Janganlah engkau berdiri terlalu dekat dengan kubur beliau, sebagaimana engkau
pun akan melakukan hal yang sama jika beliau masih hidup. Engkau akan melihat
kemuliaan dan kewibawaan nabi, hingga engkau merasa tidak pantas untuk
menyentuh dan menciumnya. Namun, berdirilah di depan makam sebagaimana engkau
berdiri di hadapan beliau ketika masih hidup. Sesungguhnya mengusap dan mencium
situs-situs bersejarah termasuk kebiasaan orang-orang Nashrani dan Yahudi.”
[Ihya ‘Ulumuddin, 1/271]
Imam An-Nawawi
Asy-Syafi’i rahimahullah berkata:
وقال الفقهاء المتبحرون
الخراسانيون المستحب في زيارة القبور أن يقف مستدبر القبلة مستقبلا وجه الميت يسلم
ولا يمسح
القبر ولا يقبله ولا
يمسه فان ذلك عادة النصارى (قال) وما ذكروه صحيح لانه قد صح النهى عن تعظيم القبور
ولانه إذا لم يستحب استلام الركنين الشاميين من اركان الكعبة لكونه لم يسن مع
استحباب استلام الركنين الآخرين فلان لا يستحب مس القبور أولي والله أعلم
“Para Fuqaha’ dari
Khurasan berkata: “Disunahkan ketika ziarah kubur berdiri membelakangi kiblat
dan menghadap wajah mayit. Lalu memberi salam tanpa mengusap, mencium dan
menyentuh kuburnya. Karena hal tersebut merupakan kebiasaan orang-orang
Nashrani.” An-Nawawi berkata: “Perkataan mereka benar, karena telah shahih
(hadits-hadits –pen-) tentang larangan mengagungkan kuburan. Alasan yang lain,
ketika seorang tidak disunahkan untuk mencium dua rukun Syam [1] yang merupakan bagian dari rukun Ka’bah,
bersamaan dengan disunahkannya mencium dua rukun yang lain [2]. Maka tidak disunahkannya mengusap kuburan lebih
utama, Allahua’lam.” [Al-Majmu’ Syarh Al-Muhadzab, 5/311]
Imam An-Nawawi
rahimahullah juga menukil perkataan sebagian ulama:
اتبع طرق الهدى ولا
يضرك قلة السالكين وإياك وطرق الضلالة ولا تغتر بكثرة الهالكين ومن خطر بباله أن
المسح باليد ونحوه أبلغ في البركة فهو من جهالته وغفلته لان البركة إنما هي فيما
وافق الشرع وكيف ينبغي الفضل في مخالفة الصواب
“Ikutilah jalan-jalan
hidayah, meskipun orang-orang yang berada di atas hidayah sangat sedikit. Hal
itu tidak akan memberikan mudharat padamu. Waspadalah dari jalan-jalan
kesesatan. Janganlah tertipu dengan banyaknya orang yang binasa. Diantara
kesesatan yang berbahaya adalah keyakinan mereka bahwa mengusap (kuburan atau
tempat-tempat yang dikeramatkan –pen-) dengan tangan dan semisalnya dapat
mendatangkan keberkahan yang lebih banyak. Keyakinan ini disebabkan oleh
kebodohan dan kelalaian mereka. Sesungguhnya keberkahan hanyalah diperoleh
dalam hal-hal yang sesuai dengan syariat. Bagaimana mungkin mereka mencari
keutamaan (berkah –pen-) dalam perkara-perkara yang menyelisihi kebenaran!!”

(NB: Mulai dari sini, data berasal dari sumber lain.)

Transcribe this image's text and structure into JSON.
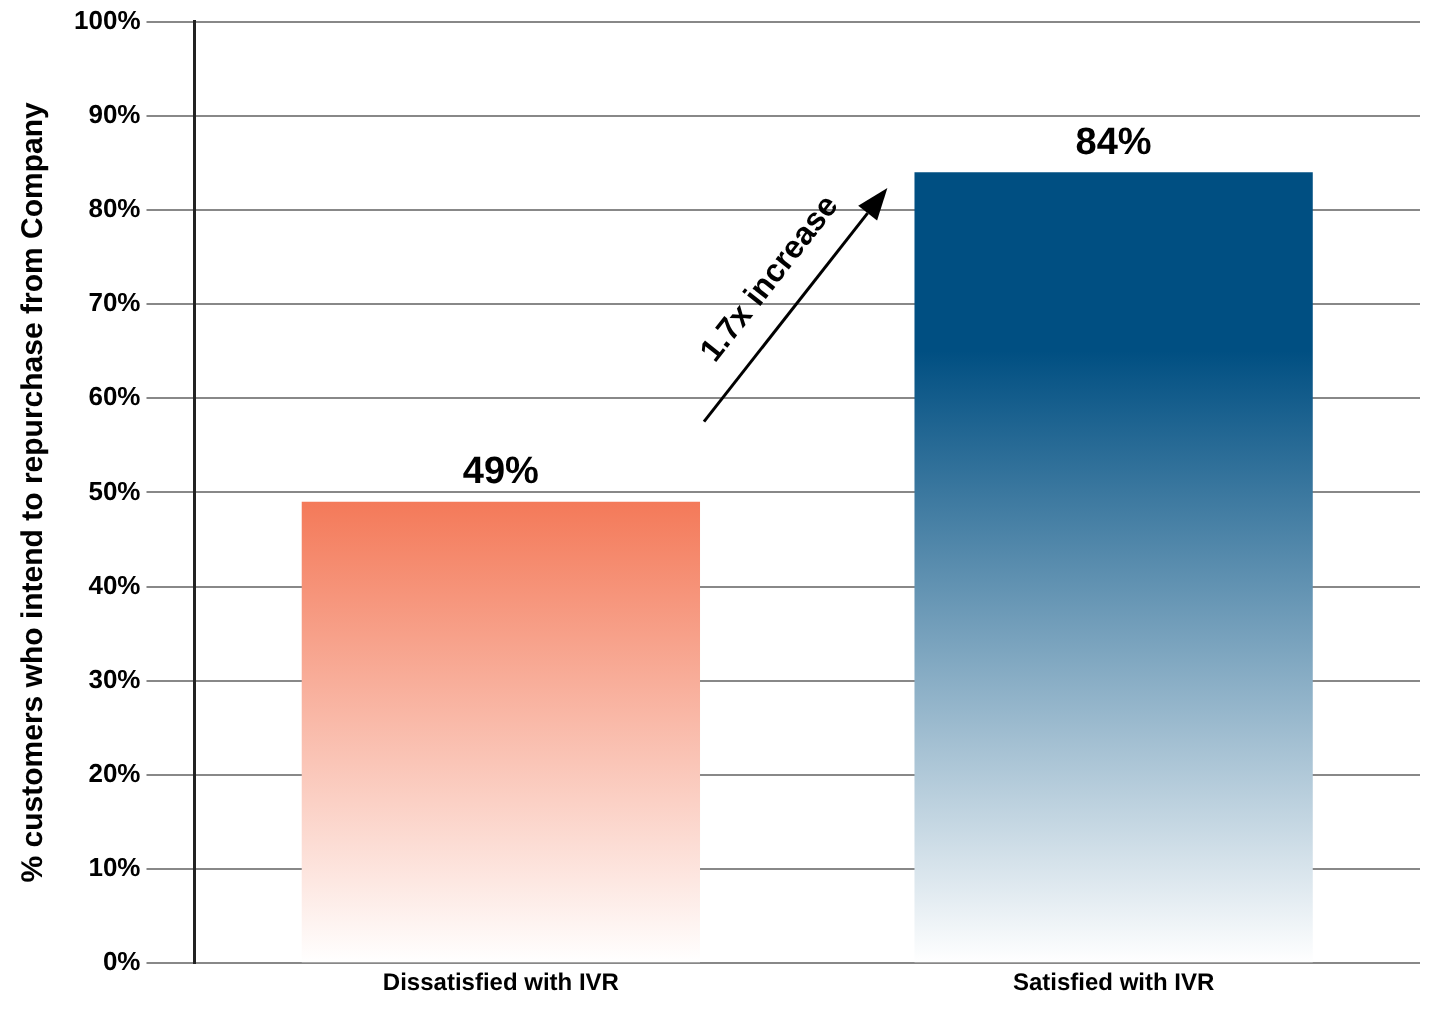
{
  "chart_data": {
    "type": "bar",
    "ylabel": "% customers who intend to repurchase from Company",
    "categories": [
      "Dissatisfied with IVR",
      "Satisfied with IVR"
    ],
    "values": [
      49,
      84
    ],
    "colors": [
      "#f04e23",
      "#004f82"
    ],
    "ylim": [
      0,
      100
    ],
    "yticks": [
      {
        "value": 0,
        "label": "0%"
      },
      {
        "value": 10,
        "label": "10%"
      },
      {
        "value": 20,
        "label": "20%"
      },
      {
        "value": 30,
        "label": "30%"
      },
      {
        "value": 40,
        "label": "40%"
      },
      {
        "value": 50,
        "label": "50%"
      },
      {
        "value": 60,
        "label": "60%"
      },
      {
        "value": 70,
        "label": "70%"
      },
      {
        "value": 80,
        "label": "80%"
      },
      {
        "value": 90,
        "label": "90%"
      },
      {
        "value": 100,
        "label": "100%"
      }
    ],
    "value_labels": [
      "49%",
      "84%"
    ],
    "grid": "y",
    "legend": false,
    "annotations": [
      "1.7x increase"
    ]
  }
}
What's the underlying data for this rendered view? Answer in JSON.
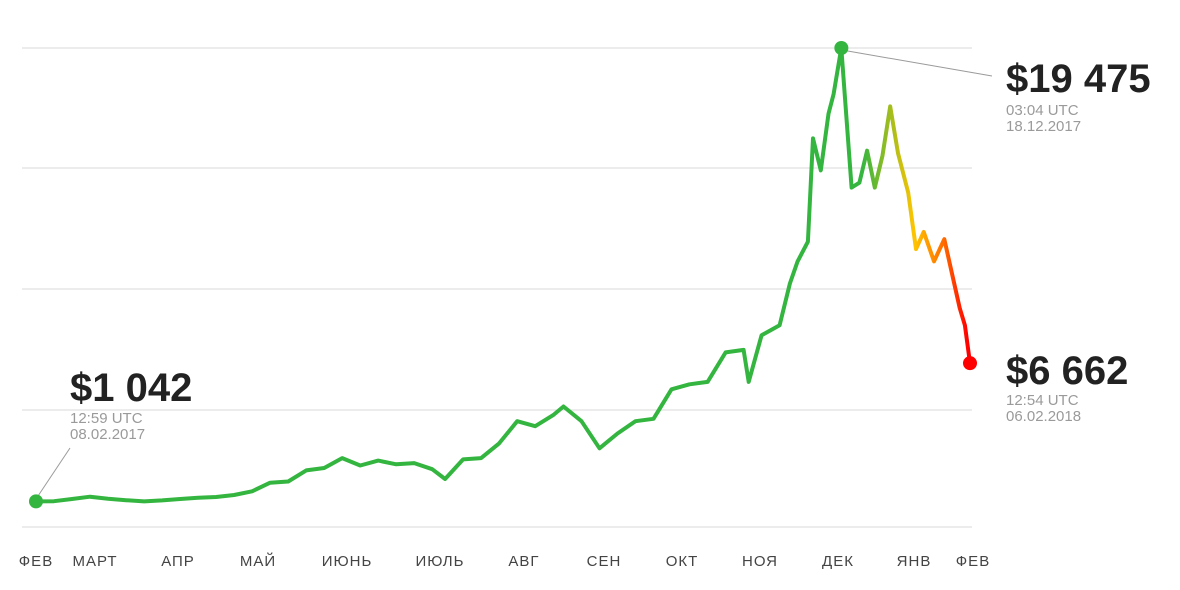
{
  "chart_data": {
    "type": "line",
    "title": "",
    "xlabel": "",
    "ylabel": "",
    "ylim": [
      0,
      20000
    ],
    "grid": true,
    "months": [
      "ФЕВ",
      "МАРТ",
      "АПР",
      "МАЙ",
      "ИЮНЬ",
      "ИЮЛЬ",
      "АВГ",
      "СЕН",
      "ОКТ",
      "НОЯ",
      "ДЕК",
      "ЯНВ",
      "ФЕВ"
    ],
    "colors": {
      "line": "#33b540",
      "grid": "#d8d8d8",
      "low_color": "#ff0000",
      "mid_color": "#ffc400"
    },
    "series": [
      {
        "x": [
          "2017-02-08",
          "2017-02-15",
          "2017-02-22",
          "2017-03-01",
          "2017-03-08",
          "2017-03-15",
          "2017-03-22",
          "2017-03-29",
          "2017-04-05",
          "2017-04-12",
          "2017-04-19",
          "2017-04-26",
          "2017-05-03",
          "2017-05-10",
          "2017-05-17",
          "2017-05-24",
          "2017-05-31",
          "2017-06-07",
          "2017-06-14",
          "2017-06-21",
          "2017-06-28",
          "2017-07-05",
          "2017-07-12",
          "2017-07-17",
          "2017-07-24",
          "2017-07-31",
          "2017-08-07",
          "2017-08-14",
          "2017-08-21",
          "2017-08-28",
          "2017-09-01",
          "2017-09-08",
          "2017-09-15",
          "2017-09-22",
          "2017-09-29",
          "2017-10-06",
          "2017-10-13",
          "2017-10-20",
          "2017-10-27",
          "2017-11-03",
          "2017-11-10",
          "2017-11-12",
          "2017-11-17",
          "2017-11-24",
          "2017-11-28",
          "2017-12-01",
          "2017-12-05",
          "2017-12-07",
          "2017-12-10",
          "2017-12-13",
          "2017-12-15",
          "2017-12-18",
          "2017-12-22",
          "2017-12-25",
          "2017-12-28",
          "2017-12-31",
          "2018-01-03",
          "2018-01-06",
          "2018-01-09",
          "2018-01-13",
          "2018-01-16",
          "2018-01-19",
          "2018-01-23",
          "2018-01-27",
          "2018-01-30",
          "2018-02-02",
          "2018-02-04",
          "2018-02-06"
        ],
        "values": [
          1042,
          1050,
          1140,
          1230,
          1150,
          1090,
          1040,
          1080,
          1140,
          1190,
          1220,
          1300,
          1450,
          1800,
          1850,
          2300,
          2400,
          2800,
          2500,
          2700,
          2550,
          2600,
          2350,
          1950,
          2750,
          2800,
          3400,
          4300,
          4100,
          4550,
          4900,
          4300,
          3200,
          3800,
          4300,
          4400,
          5600,
          5800,
          5900,
          7100,
          7200,
          5900,
          7800,
          8200,
          9900,
          10800,
          11600,
          15800,
          14500,
          16800,
          17600,
          19475,
          13800,
          14000,
          15300,
          13800,
          15100,
          17100,
          15200,
          13600,
          11300,
          12000,
          10800,
          11700,
          10300,
          8900,
          8200,
          6662
        ]
      }
    ],
    "annotations": [
      {
        "price": "$1 042",
        "time": "12:59 UTC",
        "date": "08.02.2017"
      },
      {
        "price": "$19 475",
        "time": "03:04 UTC",
        "date": "18.12.2017"
      },
      {
        "price": "$6 662",
        "time": "12:54 UTC",
        "date": "06.02.2018"
      }
    ]
  }
}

[Al-Majmu’ Syarh Al-Muhadzab, 8/275]
هذا هو الصواب الذي
قاله العلماء وأطبقوا عليه ولا يغتر بمخالفة كثيرين من العوام وفعلهم ذلك.
فان الاقتداء والعمل
انما يكون بالاحاديث الصحيحة وأقوال العلماء ولا يلتفت إلى محدثات العوام وغيرهم
وجهالاتهم
“Inilah (aqidah –pen-)
yang benar, aqidah yang diyakini oleh para ulama dan apa yang diterapkan langsung oleh mereka. Janganlah
tertipu dengan banyaknya orang-orang awam yang melakukan penyelisihan.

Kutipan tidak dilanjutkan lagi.